As part of the Zero2Automated challenge, which is now distributed every 3 weeks, the goal was to develop a script capable of extracting IP addresses from any Danabot sample from the same campaign.
Challenge
Unfortunately, after 2 weeks of regular work, I was unable to develop a method to extract these IPs from all the samples. I focused on retrieving them from just one of them, which prevented me from taking the time to develop a universal extraction method.
I will detail the binary analysis and extraction method for a single sample.
Initial Access
The challenge file is in VBS format. It is an obfuscated script that needs to be decoded to extract the payload. This script is not really part of the challenge, but it would be interesting to understand it.
This script is composed of several arrays containing variables. These are defined at the end of the file. (Yes, in VBS, you can define variables after using them in the code…)
The file also contains unnecessary code that does not interfere with its analysis.
After deobfuscating, analyzing, and renaming the different functions and parameters, the logic appears simplistic, and it is very easy to understand the code.
In summary, this script contains the data of the file to be dropped into the arrays. The script starts by displaying a fake error message to make the user believe that the program will not run. Then, it creates a file in the Temp folder, decrypts and writes the content of the arrays into this file. Finally, it executes the newly created file (which turns out to be a DLL).
Loader?
By analyzing the imports of this DLL, I cannot find any APIs related to connections to an external server. Using the wonderful capa plugin for IDA, I only find functions responsible for resolving APIs.
So, I read the MSDN documentation and placed a breakpoint on each function that could either initialize a connection or send a request, for example:
-
WSAStartup
-
WinHttpOpen
-
socket
-
WSASend
-
WinHttpSendRequest
But no breaks, and the program closes each time.
I then looked into a possible anti-analysis function, with a breakpoint on IsDebuggerPresent, but found nothing. I realized that IPs were still being contacted even after closing the program.
There is another executable being launched, so I placed a breakpoint on the CreateProcessW API, and indeed, the DLL is relaunched via rundll32.exe.
Main Binary
By analyzing this DLL, you can see that it contains many more functions, imports, and exports than before it was launched. This makes me think of data injection into the DLL.

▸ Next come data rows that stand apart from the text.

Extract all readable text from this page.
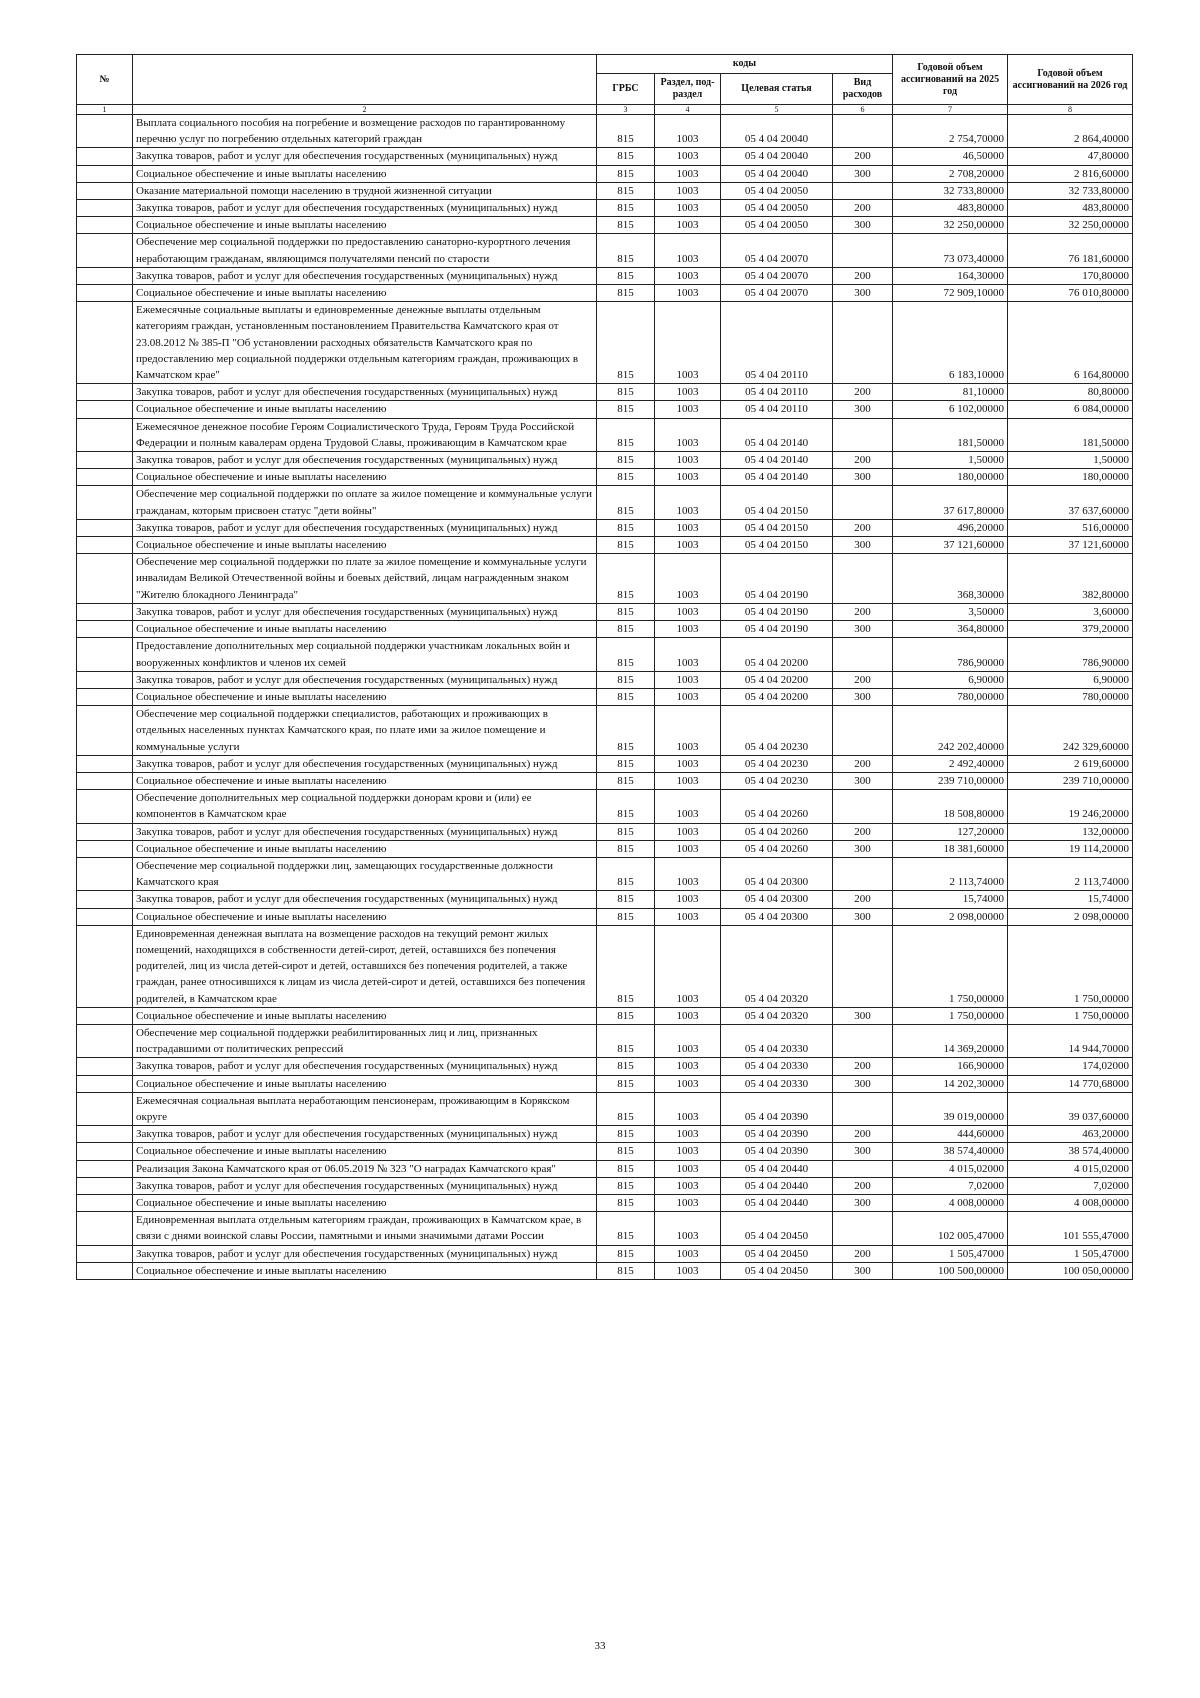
№		коды				Годовой объем ассигнований на 2025 год	Годовой объем ассигнований на 2026 год
		ГРБС	Раздел, под-раздел	Целевая статья	Вид расходов		
1	2	3	4	5	6	7	8
	Выплата социального пособия на погребение и возмещение расходов по гарантированному перечню услуг по погребению отдельных категорий граждан	815	1003	05 4 04 20040		2 754,70000	2 864,40000
	Закупка товаров, работ и услуг для обеспечения государственных (муниципальных) нужд	815	1003	05 4 04 20040	200	46,50000	47,80000
	Социальное обеспечение и иные выплаты населению	815	1003	05 4 04 20040	300	2 708,20000	2 816,60000
	Оказание материальной помощи населению в трудной жизненной ситуации	815	1003	05 4 04 20050		32 733,80000	32 733,80000
	Закупка товаров, работ и услуг для обеспечения государственных (муниципальных) нужд	815	1003	05 4 04 20050	200	483,80000	483,80000
	Социальное обеспечение и иные выплаты населению	815	1003	05 4 04 20050	300	32 250,00000	32 250,00000
	Обеспечение мер социальной поддержки по предоставлению санаторно-курортного лечения неработающим гражданам, являющимся получателями пенсий по старости	815	1003	05 4 04 20070		73 073,40000	76 181,60000
	Закупка товаров, работ и услуг для обеспечения государственных (муниципальных) нужд	815	1003	05 4 04 20070	200	164,30000	170,80000
	Социальное обеспечение и иные выплаты населению	815	1003	05 4 04 20070	300	72 909,10000	76 010,80000
	Ежемесячные социальные выплаты и единовременные денежные выплаты отдельным категориям граждан, установленным постановлением Правительства Камчатского края от 23.08.2012 № 385-П "Об установлении расходных обязательств Камчатского края по предоставлению мер социальной поддержки отдельным категориям граждан, проживающих в Камчатском крае"	815	1003	05 4 04 20110		6 183,10000	6 164,80000
	Закупка товаров, работ и услуг для обеспечения государственных (муниципальных) нужд	815	1003	05 4 04 20110	200	81,10000	80,80000
	Социальное обеспечение и иные выплаты населению	815	1003	05 4 04 20110	300	6 102,00000	6 084,00000
	Ежемесячное денежное пособие Героям Социалистического Труда, Героям Труда Российской Федерации и полным кавалерам ордена Трудовой Славы, проживающим в Камчатском крае	815	1003	05 4 04 20140		181,50000	181,50000
	Закупка товаров, работ и услуг для обеспечения государственных (муниципальных) нужд	815	1003	05 4 04 20140	200	1,50000	1,50000
	Социальное обеспечение и иные выплаты населению	815	1003	05 4 04 20140	300	180,00000	180,00000
	Обеспечение мер социальной поддержки по оплате за жилое помещение и коммунальные услуги гражданам, которым присвоен статус "дети войны"	815	1003	05 4 04 20150		37 617,80000	37 637,60000
	Закупка товаров, работ и услуг для обеспечения государственных (муниципальных) нужд	815	1003	05 4 04 20150	200	496,20000	516,00000
	Социальное обеспечение и иные выплаты населению	815	1003	05 4 04 20150	300	37 121,60000	37 121,60000
	Обеспечение мер социальной поддержки по плате за жилое помещение и коммунальные услуги инвалидам Великой Отечественной войны и боевых действий, лицам награжденным знаком "Жителю блокадного Ленинграда"	815	1003	05 4 04 20190		368,30000	382,80000
	Закупка товаров, работ и услуг для обеспечения государственных (муниципальных) нужд	815	1003	05 4 04 20190	200	3,50000	3,60000
	Социальное обеспечение и иные выплаты населению	815	1003	05 4 04 20190	300	364,80000	379,20000
	Предоставление дополнительных мер социальной поддержки участникам локальных войн и вооруженных конфликтов и членов их семей	815	1003	05 4 04 20200		786,90000	786,90000
	Закупка товаров, работ и услуг для обеспечения государственных (муниципальных) нужд	815	1003	05 4 04 20200	200	6,90000	6,90000
	Социальное обеспечение и иные выплаты населению	815	1003	05 4 04 20200	300	780,00000	780,00000
	Обеспечение мер социальной поддержки специалистов, работающих и проживающих в отдельных населенных пунктах Камчатского края, по плате ими за жилое помещение и коммунальные услуги	815	1003	05 4 04 20230		242 202,40000	242 329,60000
	Закупка товаров, работ и услуг для обеспечения государственных (муниципальных) нужд	815	1003	05 4 04 20230	200	2 492,40000	2 619,60000
	Социальное обеспечение и иные выплаты населению	815	1003	05 4 04 20230	300	239 710,00000	239 710,00000
	Обеспечение дополнительных мер социальной поддержки донорам крови и (или) ее компонентов в Камчатском крае	815	1003	05 4 04 20260		18 508,80000	19 246,20000
	Закупка товаров, работ и услуг для обеспечения государственных (муниципальных) нужд	815	1003	05 4 04 20260	200	127,20000	132,00000
	Социальное обеспечение и иные выплаты населению	815	1003	05 4 04 20260	300	18 381,60000	19 114,20000
	Обеспечение мер социальной поддержки лиц, замещающих государственные должности Камчатского края	815	1003	05 4 04 20300		2 113,74000	2 113,74000
	Закупка товаров, работ и услуг для обеспечения государственных (муниципальных) нужд	815	1003	05 4 04 20300	200	15,74000	15,74000
	Социальное обеспечение и иные выплаты населению	815	1003	05 4 04 20300	300	2 098,00000	2 098,00000
	Единовременная денежная выплата на возмещение расходов на текущий ремонт жилых помещений, находящихся в собственности детей-сирот, детей, оставшихся без попечения родителей, лиц из числа детей-сирот и детей, оставшихся без попечения родителей, а также граждан, ранее относившихся к лицам из числа детей-сирот и детей, оставшихся без попечения родителей, в Камчатском крае	815	1003	05 4 04 20320		1 750,00000	1 750,00000
	Социальное обеспечение и иные выплаты населению	815	1003	05 4 04 20320	300	1 750,00000	1 750,00000
	Обеспечение мер социальной поддержки реабилитированных лиц и лиц, признанных пострадавшими от политических репрессий	815	1003	05 4 04 20330		14 369,20000	14 944,70000
	Закупка товаров, работ и услуг для обеспечения государственных (муниципальных) нужд	815	1003	05 4 04 20330	200	166,90000	174,02000
	Социальное обеспечение и иные выплаты населению	815	1003	05 4 04 20330	300	14 202,30000	14 770,68000
	Ежемесячная социальная выплата неработающим пенсионерам, проживающим в Корякском округе	815	1003	05 4 04 20390		39 019,00000	39 037,60000
	Закупка товаров, работ и услуг для обеспечения государственных (муниципальных) нужд	815	1003	05 4 04 20390	200	444,60000	463,20000
	Социальное обеспечение и иные выплаты населению	815	1003	05 4 04 20390	300	38 574,40000	38 574,40000
	Реализация Закона Камчатского края от 06.05.2019 № 323 "О наградах Камчатского края"	815	1003	05 4 04 20440		4 015,02000	4 015,02000
	Закупка товаров, работ и услуг для обеспечения государственных (муниципальных) нужд	815	1003	05 4 04 20440	200	7,02000	7,02000
	Социальное обеспечение и иные выплаты населению	815	1003	05 4 04 20440	300	4 008,00000	4 008,00000
	Единовременная выплата отдельным категориям граждан, проживающих в Камчатском крае, в связи с днями воинской славы России, памятными и иными значимыми датами России	815	1003	05 4 04 20450		102 005,47000	101 555,47000
	Закупка товаров, работ и услуг для обеспечения государственных (муниципальных) нужд	815	1003	05 4 04 20450	200	1 505,47000	1 505,47000
	Социальное обеспечение и иные выплаты населению	815	1003	05 4 04 20450	300	100 500,00000	100 050,00000
33
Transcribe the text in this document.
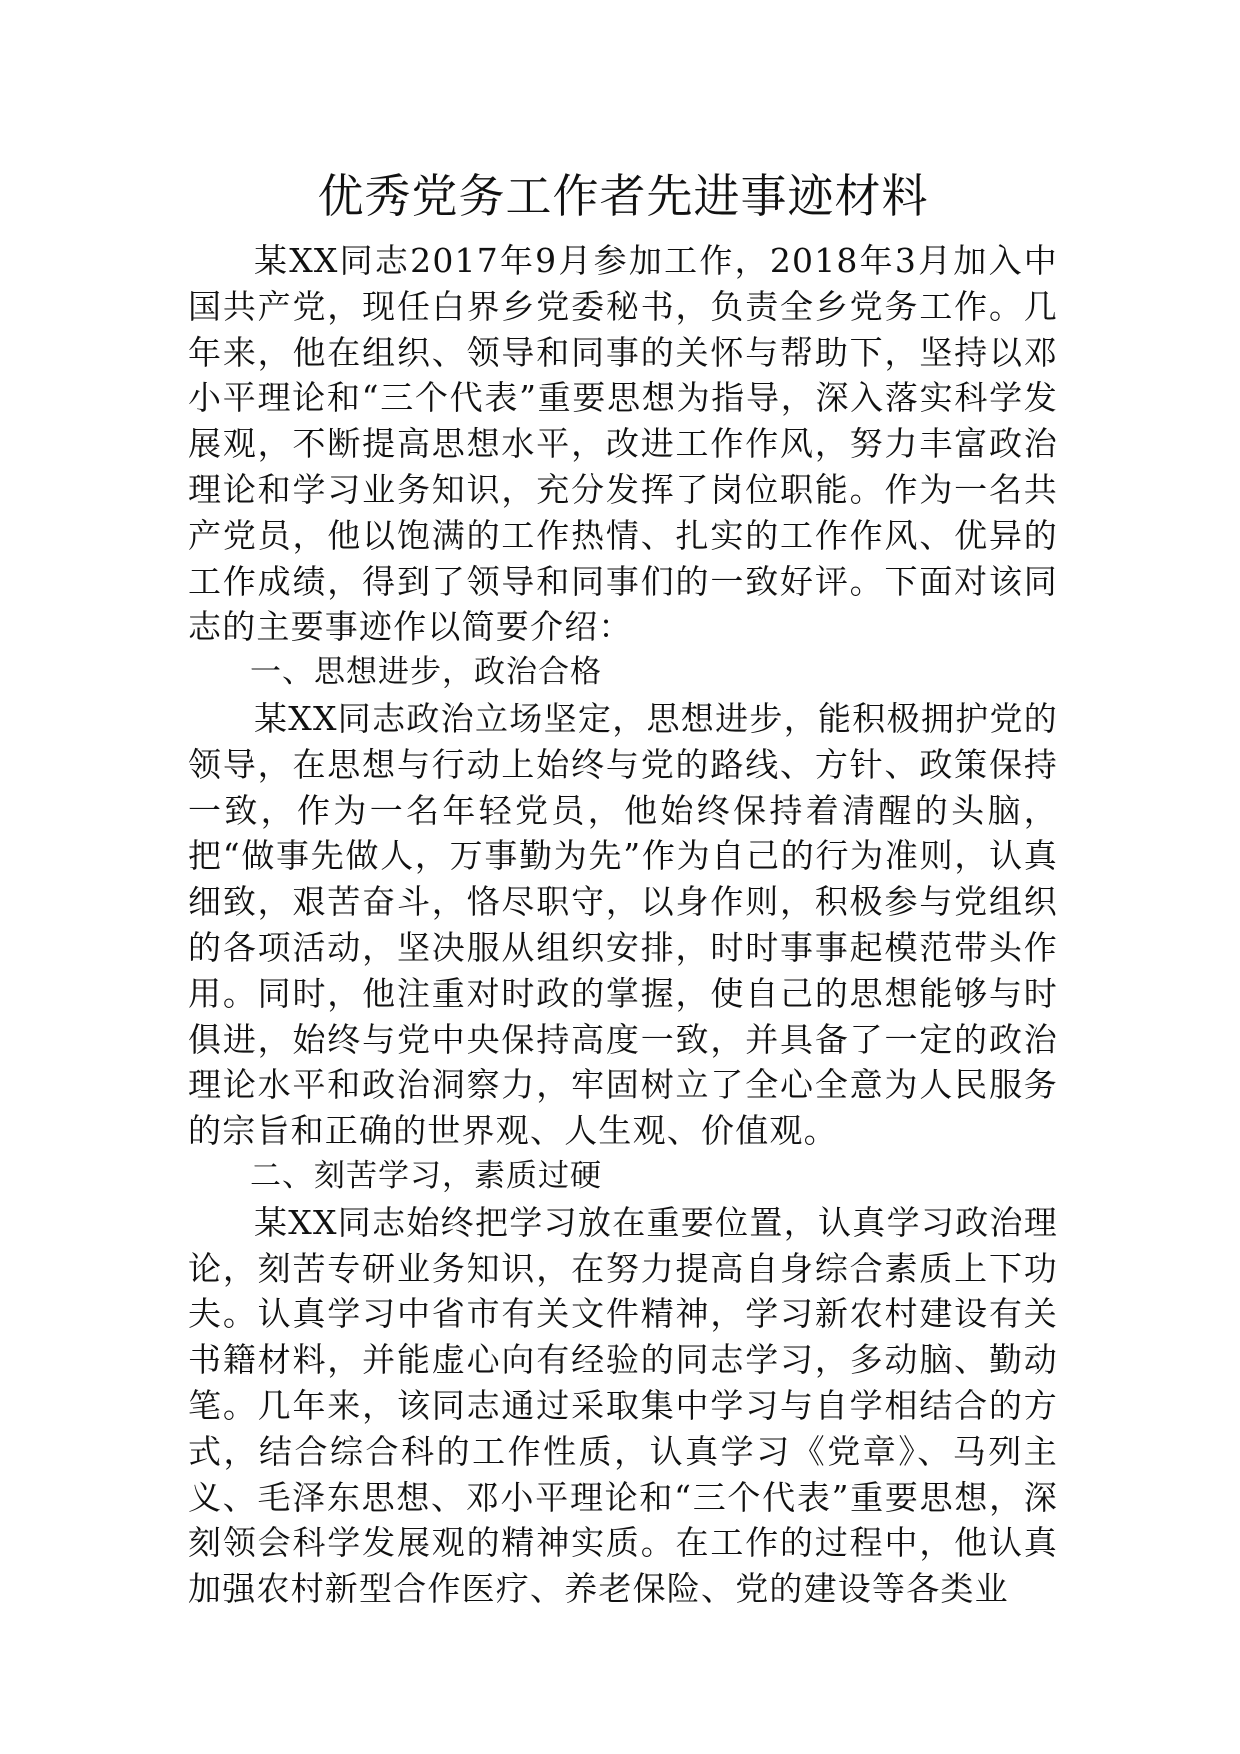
优秀党务工作者先进事迹材料

某XX同志2017年9月参加工作，2018年3月加入中国共产党，现任白界乡党委秘书，负责全乡党务工作。几年来，他在组织、领导和同事的关怀与帮助下，坚持以邓小平理论和“三个代表”重要思想为指导，深入落实科学发展观，不断提高思想水平，改进工作作风，努力丰富政治理论和学习业务知识，充分发挥了岗位职能。作为一名共产党员，他以饱满的工作热情、扎实的工作作风、优异的工作成绩，得到了领导和同事们的一致好评。下面对该同志的主要事迹作以简要介绍：

一、思想进步，政治合格

某XX同志政治立场坚定，思想进步，能积极拥护党的领导，在思想与行动上始终与党的路线、方针、政策保持一致，作为一名年轻党员，他始终保持着清醒的头脑，把“做事先做人，万事勤为先”作为自己的行为准则，认真细致，艰苦奋斗，恪尽职守，以身作则，积极参与党组织的各项活动，坚决服从组织安排，时时事事起模范带头作用。同时，他注重对时政的掌握，使自己的思想能够与时俱进，始终与党中央保持高度一致，并具备了一定的政治理论水平和政治洞察力，牢固树立了全心全意为人民服务的宗旨和正确的世界观、人生观、价值观。

二、刻苦学习，素质过硬

某XX同志始终把学习放在重要位置，认真学习政治理论，刻苦专研业务知识，在努力提高自身综合素质上下功夫。认真学习中省市有关文件精神，学习新农村建设有关书籍材料，并能虚心向有经验的同志学习，多动脑、勤动笔。几年来，该同志通过采取集中学习与自学相结合的方式，结合综合科的工作性质，认真学习《党章》、马列主义、毛泽东思想、邓小平理论和“三个代表”重要思想，深刻领会科学发展观的精神实质。在工作的过程中，他认真加强农村新型合作医疗、养老保险、党的建设等各类业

We also notice imports from ws2_32.dll (Windows Sockets 2), confirming that this program is capable of contacting an external IP.
When debugging the program, I noticed that just before the WinHttpSendRequest call (sends a request to a server), a function displays IP addresses bit by bit. I delved into its analysis.
IP Resolution Function
Here is the pseudocode generated by IDA that I modified after analyzing this function with a debugger. This function takes a dword as an argument and returns a bit of an IP.
The DWORD passed as an argument is important in this function because it determines the decrypted IP. Once I understood the function, I went in search of this famous DWORD to develop my script and automatically decrypt the IPs.
In the meantime, I researched and came across a tweet (unfortunately, I don’t have the link) that discussed the different IP formats a browser understood. In these formats, hexadecimal was mentioned:
For example, you can access Google with this URL:
https://8efb2524
I entered one of the DWORDs in my browser to see what it looks like, and indeed, it was an IP. So, I analyzed a function that allowed me to convert hexadecimal to decimal so that it could be understood by WinHttp…
Shellcode
While looking for where the IPs were stored, I came across this function. It is a switch that takes a number as a parameter, which turns out to be a counter to decide which IP will be chosen, as well as a memory page to store the DWORD representing the IP.
The values are retrieved from the stack at the function’s prologue. From there, I didn’t understand where these IPs came from.
I then noticed that the “unpacked” DLL already contained the IPs in its data. So, I looked into how they were written.
I then set a breakpoint at the location where the IPs were written. That’s when I came across a Shellcode.
It is responsible for decrypting content to unpack the DLL, and in this content, we find the IPs needed to contact the C2 server.
While trying to understand this Shellcode, I was unable to figure out what data was being decrypted, how, with what parameters. Analyzing it in detail would have taken me too much time.
Failure
So, I was unable to complete this challenge. I did find the IPs in the binary and their location! However, I did not find a technique to retrieve these IPs in all Danabot samples.
Perhaps it’s because I wasted a lot of time neglecting the fact that the DLL was launched a second time, analyzing the VBS script that was not part of the challenge, or analyzing the function that converts an IP from hexadecimal to CIDR format…
Nevertheless, I had a blast trying to understand this challenge, which gave me a lot of trouble. Failure makes me realize that I still have a long way to go in this field and motivates me even more to learn more.
For the upcoming season, I plan a series of 3 live streams in which I will have fun solving CTFs related to reverse engineering and malware analysis on Twitch!